Que t’importe cela, jeune poëte? Pourquoi veux-tu savoir qui je suis et d’où je viens?... Je suis née comme toi dans la vallée des larmes, et tous les malheureux qui rampent sur la terre sont mes frères. Est-elle donc si grande, cette terre qu’une pensée embrasse, et dont une hirondelle fait le tour dans l’espace de quelques journées? Que peut-il y avoir d’étrange et de mystérieux dans une existence humaine? Quelle si grande influence supposez-vous à un rayon de soleil plus ou moins vertical sur nos têtes? Allez! ce monde tout entier est bien loin de lui; il est bien froid, bien pâle, et bien étroit. Demandez au vent combien il lui faut d’heures pour le bouleverser d’un pôle à l’autre.

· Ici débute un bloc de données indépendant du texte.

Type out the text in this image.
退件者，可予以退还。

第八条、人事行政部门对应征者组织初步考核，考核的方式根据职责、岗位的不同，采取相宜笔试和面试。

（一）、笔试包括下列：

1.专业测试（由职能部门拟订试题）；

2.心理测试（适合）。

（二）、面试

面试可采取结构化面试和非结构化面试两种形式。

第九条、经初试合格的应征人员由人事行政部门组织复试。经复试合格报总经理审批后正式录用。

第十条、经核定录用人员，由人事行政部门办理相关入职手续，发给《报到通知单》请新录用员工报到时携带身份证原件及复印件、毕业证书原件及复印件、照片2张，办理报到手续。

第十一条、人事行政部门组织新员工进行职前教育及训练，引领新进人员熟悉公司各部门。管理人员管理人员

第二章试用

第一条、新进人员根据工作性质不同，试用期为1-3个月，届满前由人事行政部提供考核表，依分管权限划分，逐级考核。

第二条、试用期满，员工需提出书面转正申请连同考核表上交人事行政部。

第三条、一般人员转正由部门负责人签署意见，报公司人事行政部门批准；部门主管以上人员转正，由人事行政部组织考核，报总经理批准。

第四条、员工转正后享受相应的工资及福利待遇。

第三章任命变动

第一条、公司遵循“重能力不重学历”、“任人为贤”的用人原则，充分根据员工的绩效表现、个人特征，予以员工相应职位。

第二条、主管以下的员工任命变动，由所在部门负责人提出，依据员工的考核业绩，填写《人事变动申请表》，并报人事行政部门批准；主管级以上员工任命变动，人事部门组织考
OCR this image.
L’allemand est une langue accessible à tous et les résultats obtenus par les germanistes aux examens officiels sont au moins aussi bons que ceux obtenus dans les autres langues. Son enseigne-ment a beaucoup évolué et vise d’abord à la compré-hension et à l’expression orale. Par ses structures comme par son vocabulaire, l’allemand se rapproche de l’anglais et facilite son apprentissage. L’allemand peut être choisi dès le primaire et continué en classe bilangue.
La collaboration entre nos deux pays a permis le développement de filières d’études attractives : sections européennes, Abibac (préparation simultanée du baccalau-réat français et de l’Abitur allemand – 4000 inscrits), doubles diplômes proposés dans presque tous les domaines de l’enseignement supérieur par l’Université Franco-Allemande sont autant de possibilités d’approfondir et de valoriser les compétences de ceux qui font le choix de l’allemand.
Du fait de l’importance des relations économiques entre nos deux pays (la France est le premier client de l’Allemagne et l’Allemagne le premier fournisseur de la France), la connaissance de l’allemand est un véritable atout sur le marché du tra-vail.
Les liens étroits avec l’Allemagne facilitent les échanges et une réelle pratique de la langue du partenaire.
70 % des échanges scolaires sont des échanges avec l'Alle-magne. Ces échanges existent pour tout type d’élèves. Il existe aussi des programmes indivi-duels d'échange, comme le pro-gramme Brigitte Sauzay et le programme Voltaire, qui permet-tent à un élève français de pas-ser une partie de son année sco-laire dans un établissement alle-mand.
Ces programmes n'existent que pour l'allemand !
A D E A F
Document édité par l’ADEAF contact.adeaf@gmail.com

Fussé-je née à l’autre extrémité, il y aurait encore peu de différence entre toi et moi. Tous deux condamnés à souffrir, tous deux faibles, incomplets, blessés par toutes nos jouissances, toujours inquiets, avides d’un bonheur sans nom, toujours hors de nous, voilà notre destinée commune, voilà ce qui fait que nous sommes frères et compagnons sur la terre d’exil et de servitude.
Vous demandez si je suis un être d’une autre nature que vous! Croyez-vous que je ne souffre pas? J’ai vu des hommes plus malheureux que moi par leur condition, qui l’étaient beaucoup moins par leur caractère. Tous les hommes n’ont pas la faculté de souffrir au même degré. Aux yeux du grand artisan de nos misères, ces variétés d’organisation sont bien peu de chose sans doute. Pour nous dont la vue est si bornée, nous passons la moitié de notre vie à nous examiner les uns les autres, et à tenir note des nuances que subit l’infortune en se révélant à nous. Tout cela qu’est-ce devant Dieu? Ce qu’est devant nous la différence entre les brins d’herbe de la prairie.